We use Docker extensively for local development and increasingly in production. The majority of Docker images in the ecosystem are built on Debian or Ubuntu bases. This means smaller image sizes, faster pulls, and fewer surprises when something works locally but behaves differently in production.

Tools like Ansible, Terraform, and GitHub Actions also tend to have Ubuntu as their default or most-tested target. When your entire CI/CD pipeline assumes Ubuntu, aligning your servers with that assumption removes friction at every stage of the deployment process.

Why Not Debian?

Given that Ubuntu is built on Debian, it is a fair question. Debian is excellent - arguably more stable and certainly more minimal out of the box. For some teams, that conservatism is exactly what they want.

For us, Ubuntu's advantages come down to the extras: Canonical's cloud optimisations, the PPA ecosystem for bleeding-edge PHP versions, the tighter integration with Laravel tooling, and the Ubuntu Pro ESM programme. Debian would be our second choice without hesitation, but those extras make a tangible difference in our day-to-day work.

The Foundation Matters

We want to be clear: there is no single "best" Linux distribution for servers. AlmaLinux, Rocky Linux, Debian, and others are all excellent choices depending on your requirements, expertise, and existing infrastructure. The best distribution is the one your team knows well and maintains diligently.

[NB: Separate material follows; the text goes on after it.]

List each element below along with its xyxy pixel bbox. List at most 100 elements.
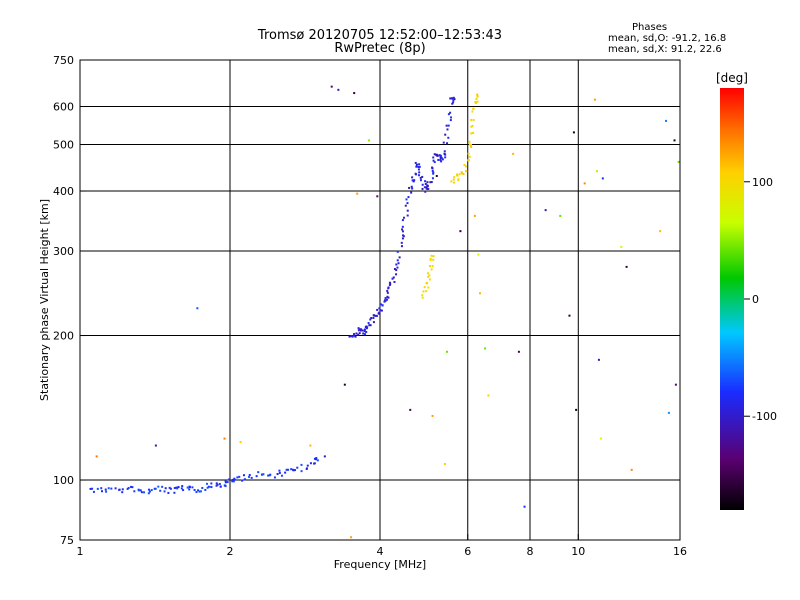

For us - a Laravel-focused agency that values rapid deployment, ecosystem alignment, and cloud-native workflows - Ubuntu LTS is simply the best fit. Every tool in our stack, from Forge to Docker to our CI pipelines, works most smoothly with Ubuntu underneath.

Whatever you choose, the most important thing is to keep it updated, patched, and well-maintained. A perfectly chosen OS that is left unpatched is far more dangerous than an imperfect choice that is diligently maintained. Security updates matter. Staying current matters. Your server OS is the foundation everything else rests on - treat it accordingly.